考虑位于两个倾斜镜子之间的一点,X
如下所示。
\documentclass[pstricks,border=20pt,12pt]{standalone}
\usepackage{pst-eucl}
\def\Angle{37}% extreme case in which 360/\Angle-1 is not an integer.
\def\R{5}
\begin{document}
\begin{pspicture}[showgrid](-\R,-\R)(\R,\R)
\pstGeonode[PointSymbol=none,PosAngle={45,-90},PointNameSep=24pt](\R;\Angle){B}(0,0){O}(\R;0){A}
\psframe*[linecolor=lightgray](O|0,-12pt)(A|0,0)
\rput{\Angle}(0,0){\psframe*[linecolor=lightgray](O)(B|0,12pt)}
\psline(B)(O)(A)
\pstMarkAngle[MarkAngleRadius=1.6,LabelSep=.8]{A}{O}{B}{$\theta$}
\pstGeonode(3,1){X}
\end{pspicture}
\end{document}
X
我们如何才能自动绘制任意角度的点的图像\Angle
?欢迎使用 PSTricks(首选)、Aysmptote、Metapost、TikZ 甚至原始 PostScript 的解决方案。
编辑
哦,我的鬼,现有的答案没有回答,因为你可能误解了我的问题,但我的问题实际上非常非常清楚。
考虑以下的草图\Angle=60
。
注: 的证明360/angle-1
仍在进行中这里。
答案1
\documentclass[pstricks,border=20pt,12pt]{standalone}
\usepackage{pst-eucl,pst-plot}
\def\Angle{37}
\def\R{5}
\begin{document}
\begin{pspicture}[showgrid](-\R,-\R)(\R,\R)

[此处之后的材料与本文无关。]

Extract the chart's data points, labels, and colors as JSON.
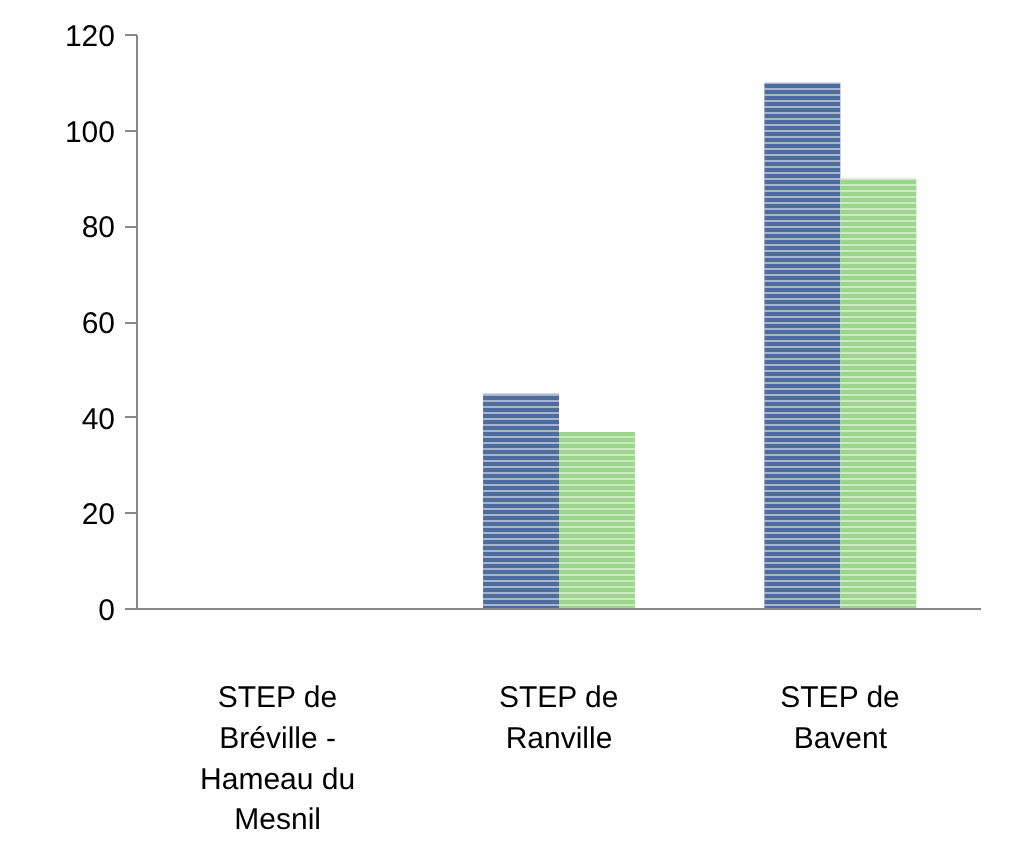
{
  "chart_data": {
    "type": "bar",
    "categories": [
      "STEP de Bréville - Hameau du Mesnil",
      "STEP de Ranville",
      "STEP de Bavent"
    ],
    "series": [
      {
        "color": "#4f6d9c",
        "values": [
          0,
          45,
          110
        ]
      },
      {
        "color": "#9cd68c",
        "values": [
          0,
          37,
          90
        ]
      }
    ],
    "ylim": [
      0,
      120
    ],
    "yticks": [
      0,
      20,
      40,
      60,
      80,
      100,
      120
    ],
    "grid": false
  }
}
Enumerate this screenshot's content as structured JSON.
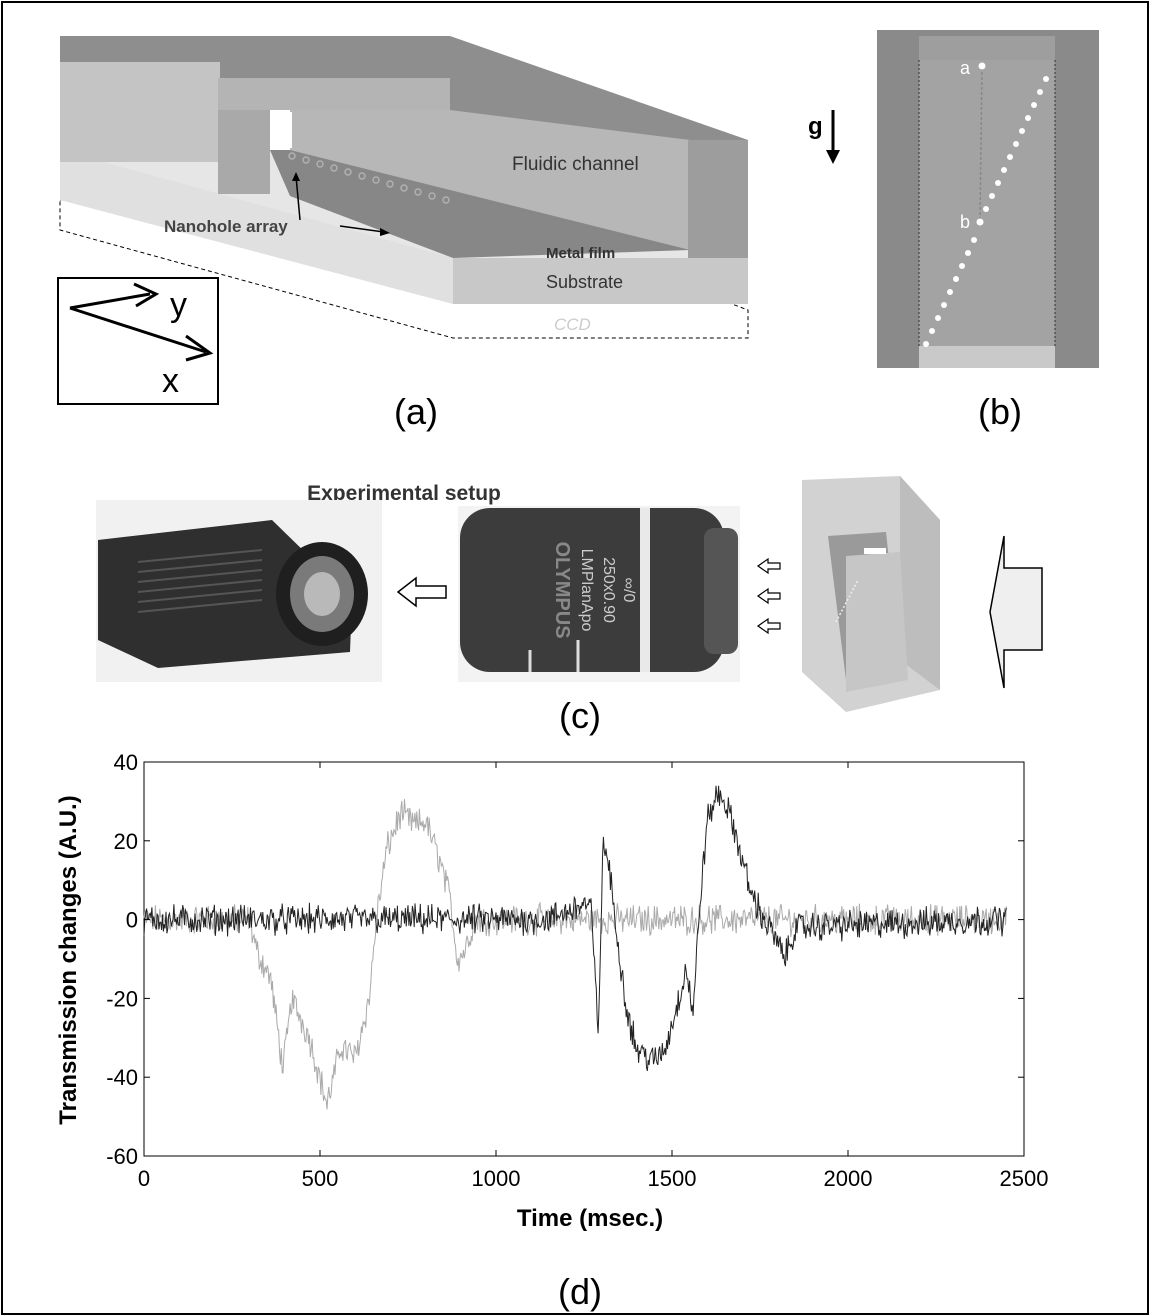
{
  "panels": {
    "a": {
      "caption": "(a)",
      "fluidic_channel": "Fluidic channel",
      "nanohole_array": "Nanohole array",
      "metal_film": "Metal film",
      "substrate": "Substrate",
      "ccd": "CCD",
      "axis_y": "y",
      "axis_x": "x"
    },
    "b": {
      "caption": "(b)",
      "gravity": "g",
      "point_a": "a",
      "point_b": "b"
    },
    "c": {
      "caption": "(c)",
      "title": "Experimental setup",
      "lens_brand": "OLYMPUS",
      "lens_model": "LMPlanApo",
      "lens_spec": "250x0.90",
      "lens_infinity": "∞/0"
    },
    "d": {
      "caption": "(d)"
    }
  },
  "chart_data": {
    "type": "line",
    "xlabel": "Time (msec.)",
    "ylabel": "Transmission changes (A.U.)",
    "xlim": [
      0,
      2500
    ],
    "ylim": [
      -60,
      40
    ],
    "xticks": [
      0,
      500,
      1000,
      1500,
      2000,
      2500
    ],
    "yticks": [
      40,
      20,
      0,
      -20,
      -40,
      -60
    ],
    "grid": false,
    "noise_amplitude": 3,
    "series": [
      {
        "color": "#aaaaaa",
        "envelope_x": [
          0,
          300,
          320,
          360,
          395,
          420,
          470,
          520,
          560,
          600,
          640,
          660,
          690,
          730,
          770,
          800,
          840,
          870,
          890,
          910,
          940,
          2450
        ],
        "envelope_y": [
          0,
          0,
          -8,
          -15,
          -38,
          -20,
          -30,
          -47,
          -32,
          -35,
          -20,
          0,
          18,
          27,
          24,
          25,
          15,
          5,
          -10,
          -8,
          0,
          0
        ]
      },
      {
        "color": "#222222",
        "envelope_x": [
          0,
          1150,
          1200,
          1250,
          1270,
          1290,
          1305,
          1320,
          1345,
          1370,
          1400,
          1450,
          1480,
          1520,
          1540,
          1560,
          1580,
          1600,
          1630,
          1650,
          1680,
          1720,
          1760,
          1790,
          1820,
          1850,
          2450
        ],
        "envelope_y": [
          0,
          0,
          2,
          4,
          3,
          -28,
          20,
          14,
          -5,
          -22,
          -33,
          -36,
          -33,
          -20,
          -12,
          -24,
          5,
          25,
          32,
          30,
          22,
          8,
          0,
          -4,
          -10,
          -2,
          0
        ]
      }
    ]
  }
}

\pstGeonode[PointSymbol=none,PosAngle={45,-90},PointNameSep=24pt](\R;\Angle){B}(0,0){O}(\R;0){A}
\pcline[linecolor=lightgray,linewidth=12pt,offset=-6pt,strokeopacity=0.6](O)(A)
\pcline[linecolor=lightgray,linewidth=12pt,offset=6pt,strokeopacity=0.6](O)(B)
\psline(B)(O)(A)
\pstMarkAngle[MarkAngleRadius=1.6,LabelSep=.8]{A}{O}{B}{$\theta$}
\pstGeonode(!3 \Angle\space 2 div PtoC){X}
\pstOrtSym{O}{A}{X}[I_1] \psline[linestyle=dotted](X)(I_1)
\newif\ifA \Afalse
\pstFPDiv\No{360}{\Angle}
\multido{\iA=1+1,\iB=2+1}{\numexpr\No-1}{%
\ifA\pstOrtSym{O}{A}{I_\iA}[I_\iB]\else\pstOrtSym{O}{B}{I_\iA}[I_\iB]\fi
\psline[linestyle=dotted](I_\iA)(I_\iB)
\ifA\Afalse\else\Atrue\fi
}%
\pscircle[linestyle=dotted](O){3}
\end{pspicture}
\end{document}
并且两个方向:
\documentclass[pstricks,border=20pt,12pt]{standalone}
\usepackage{pst-eucl,pst-plot}
\def\Angle{37}
\def\R{5}
\begin{document}
\begin{pspicture}[showgrid](-\R,-\R)(\R,\R)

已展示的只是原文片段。